Tuesday, October 15, 2019 • 7:30 pm • Bucher Meetinghouse
SNOWDEN FELLOW LECTURE
A Life Revealed in Letters: Insights from the Correspondence of John A. Hostetler
Drawing on an extensive archived correspondence and using theories of adult development as a framework, Ann Hostetler uncovers the changes in thinking and interpretation expressed in her father's letters as he emerged from an Amish family to gain higher education and eventually become the leading interpreter of the Amish and communal societies of the second half of the twentieth century. As the letters reveal changes in his thinking in response to higher education and alternative service during World War II, they also show him as the chosen arbiter of difficult circumstances in his own family of origin. Hostetler argues that the skills he developed in mediating situations in his own family paved the way for his later work in negotiating conversations between the Amish and outsiders through his scholarly work as a cultural interpreter.
Ann Hostetler is Professor of English at Goshen College, where she teaches literature and creative writing. Her scholarship focuses on multiethnic literature in the US and Canada, including Mennonite writing. She is the editor of the Journal of Mennonite Writing (www.mennonitewriting.org); the author of two books of poetry, Safehold and Empty Room with Light; and the editor of the anthology A Cappella: Mennonite Voices in Poetry. With Steve Nolt, she revised The Amish, a classic short book by John A. Hostetler that has been in print for over fifty years.
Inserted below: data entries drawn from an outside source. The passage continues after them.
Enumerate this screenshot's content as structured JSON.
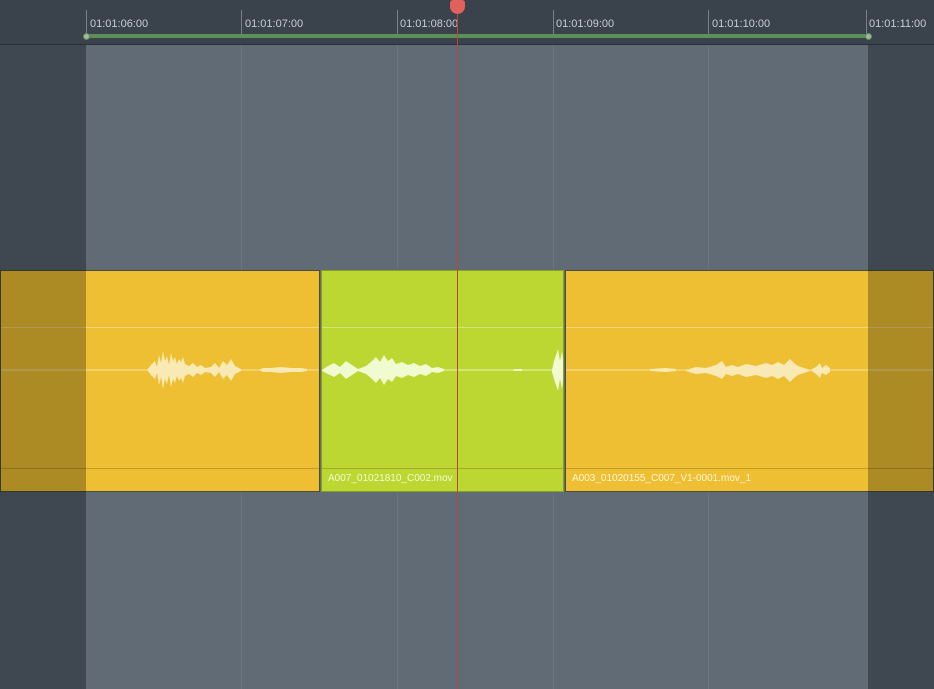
{
  "timeline": {
    "ruler": {
      "timecodes": [
        "01:01:06:00",
        "01:01:07:00",
        "01:01:08:00",
        "01:01:09:00",
        "01:01:10:00",
        "01:01:11:00"
      ]
    },
    "clips": [
      {
        "name": "",
        "color": "#efbf33",
        "kind": "audio"
      },
      {
        "name": "A007_01021810_C002.mov",
        "color": "#bcd632",
        "kind": "audio"
      },
      {
        "name": "A003_01020155_C007_V1-0001.mov_1",
        "color": "#efbf33",
        "kind": "audio"
      }
    ],
    "playhead": {
      "timecode": "01:01:08:00"
    },
    "colors": {
      "background": "#3d4550",
      "in_out_range": "#616b76",
      "range_bar": "#5c8f5a",
      "playhead": "#e0625a"
    }
  }
}
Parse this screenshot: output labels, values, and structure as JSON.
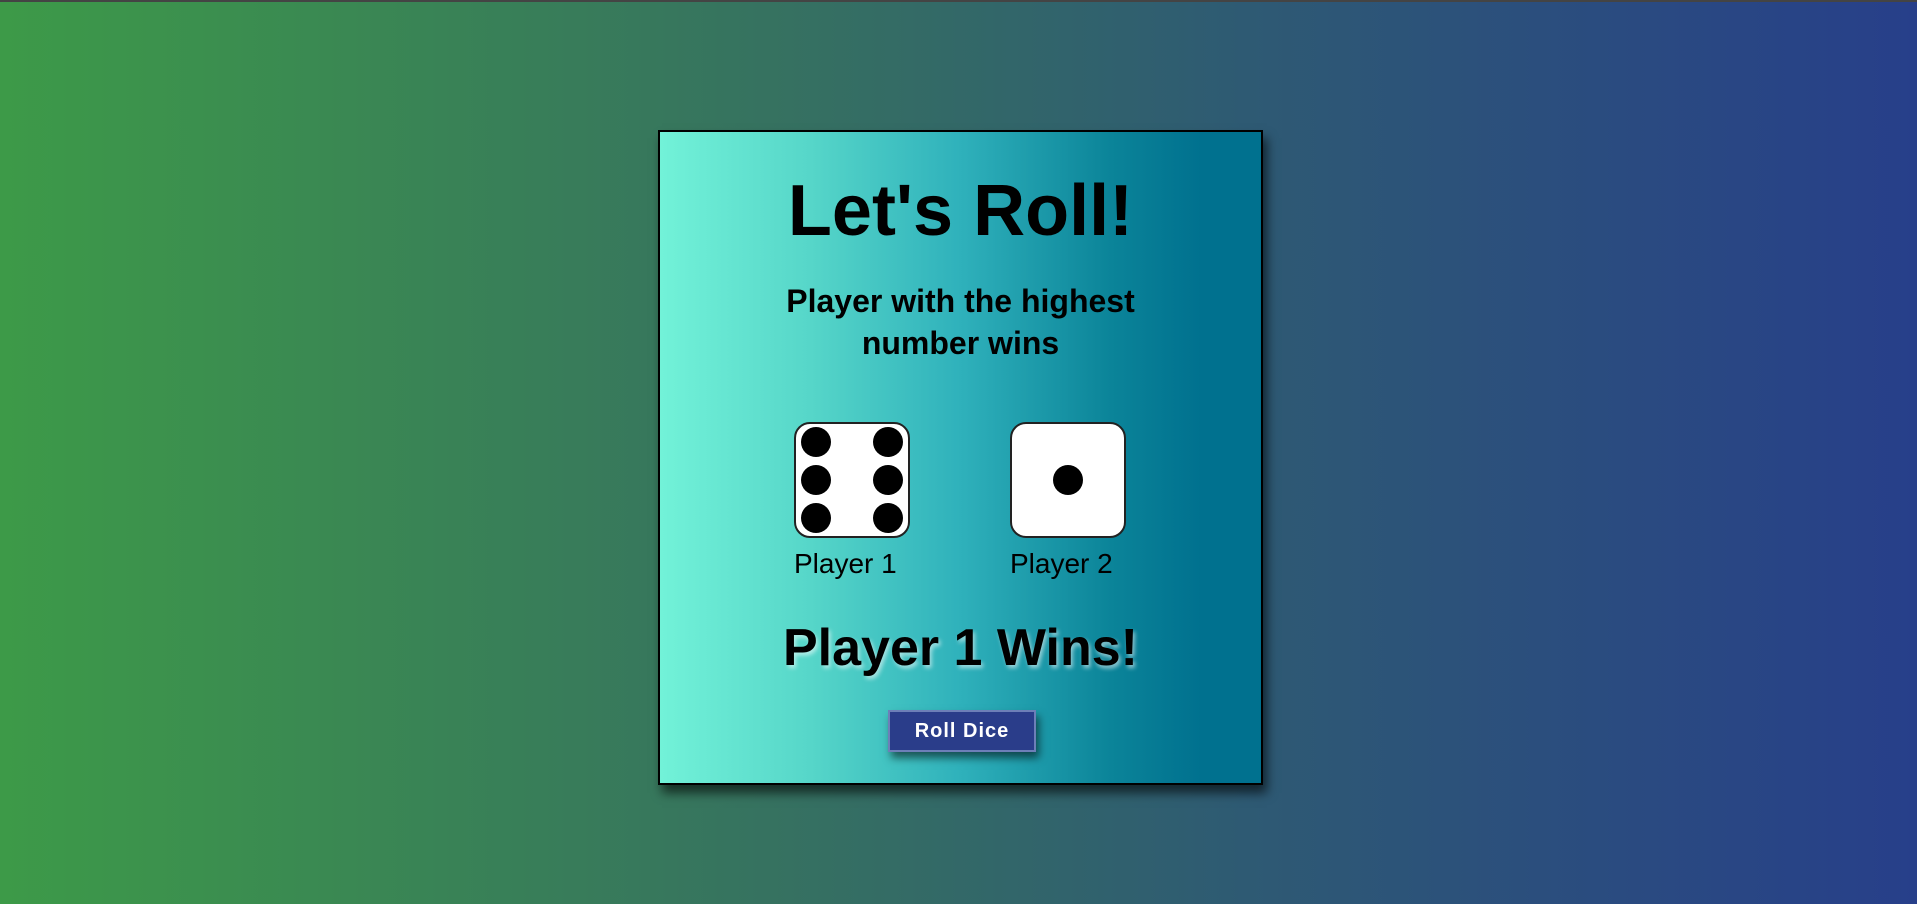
{
  "game": {
    "title": "Let's Roll!",
    "subtitle": "Player with the highest number wins",
    "players": [
      {
        "label": "Player 1",
        "die_value": 6
      },
      {
        "label": "Player 2",
        "die_value": 1
      }
    ],
    "result": "Player 1 Wins!",
    "roll_button_label": "Roll Dice"
  },
  "colors": {
    "button_bg": "#2a3d8a",
    "card_gradient_start": "#72f2d8",
    "card_gradient_end": "#00718f",
    "page_gradient_start": "#3d9a48",
    "page_gradient_end": "#273f8a"
  }
}
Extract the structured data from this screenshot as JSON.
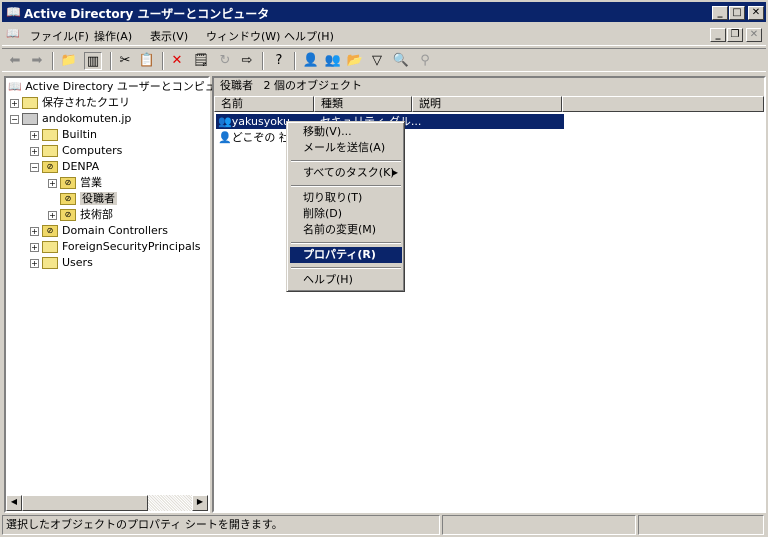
{
  "window": {
    "title": "Active Directory ユーザーとコンピュータ"
  },
  "menu": [
    "ファイル(F)",
    "操作(A)",
    "表示(V)",
    "ウィンドウ(W)",
    "ヘルプ(H)"
  ],
  "toolbar": [
    "back-icon",
    "forward-icon",
    "up-folder-icon",
    "show-tree-icon",
    "cut-icon",
    "paste-icon",
    "delete-icon",
    "properties-icon",
    "refresh-icon",
    "export-icon",
    "help-icon",
    "new-user-icon",
    "new-group-icon",
    "new-ou-icon",
    "filter-icon",
    "find-icon",
    "add-member-icon"
  ],
  "tree": {
    "root": "Active Directory ユーザーとコンピュータ",
    "items": [
      {
        "label": "保存されたクエリ"
      },
      {
        "label": "andokomuten.jp"
      },
      {
        "label": "Builtin"
      },
      {
        "label": "Computers"
      },
      {
        "label": "DENPA"
      },
      {
        "label": "営業"
      },
      {
        "label": "役職者"
      },
      {
        "label": "技術部"
      },
      {
        "label": "Domain Controllers"
      },
      {
        "label": "ForeignSecurityPrincipals"
      },
      {
        "label": "Users"
      }
    ]
  },
  "list": {
    "title": "役職者",
    "count": "2 個のオブジェクト",
    "columns": [
      "名前",
      "種類",
      "説明"
    ],
    "rows": [
      {
        "name": "yakusyoku",
        "type": "セキュリティ グル..."
      },
      {
        "name": "どこぞの 社..."
      }
    ]
  },
  "context_menu": [
    "移動(V)...",
    "メールを送信(A)",
    "すべてのタスク(K)",
    "切り取り(T)",
    "削除(D)",
    "名前の変更(M)",
    "プロパティ(R)",
    "ヘルプ(H)"
  ],
  "status": "選択したオブジェクトのプロパティ シートを開きます。",
  "colors": {
    "titlebar": "#0a246a",
    "highlight": "#0a246a"
  }
}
Tuesday, November 12, 2019 • 7:30 pm • Bucher Meetinghouse
A Conversation with Clarence Spohn about Printing in Ephrata
Young Center director Jeff Bach will interview Clarence Spohn about his collection of imprints, which the Young Center recently acquired. Spohn has spent years collecting imprints from the early presses in Ephrata, Pennsylvania.
Clarence E. Spohn worked at the Ephrata Cloister from 1968 to 1996. He has been active in the Historical Society of the Cocalico Valley, serving as its president from 2004 to 2008 and as editor of its journal from 1988 to 2018.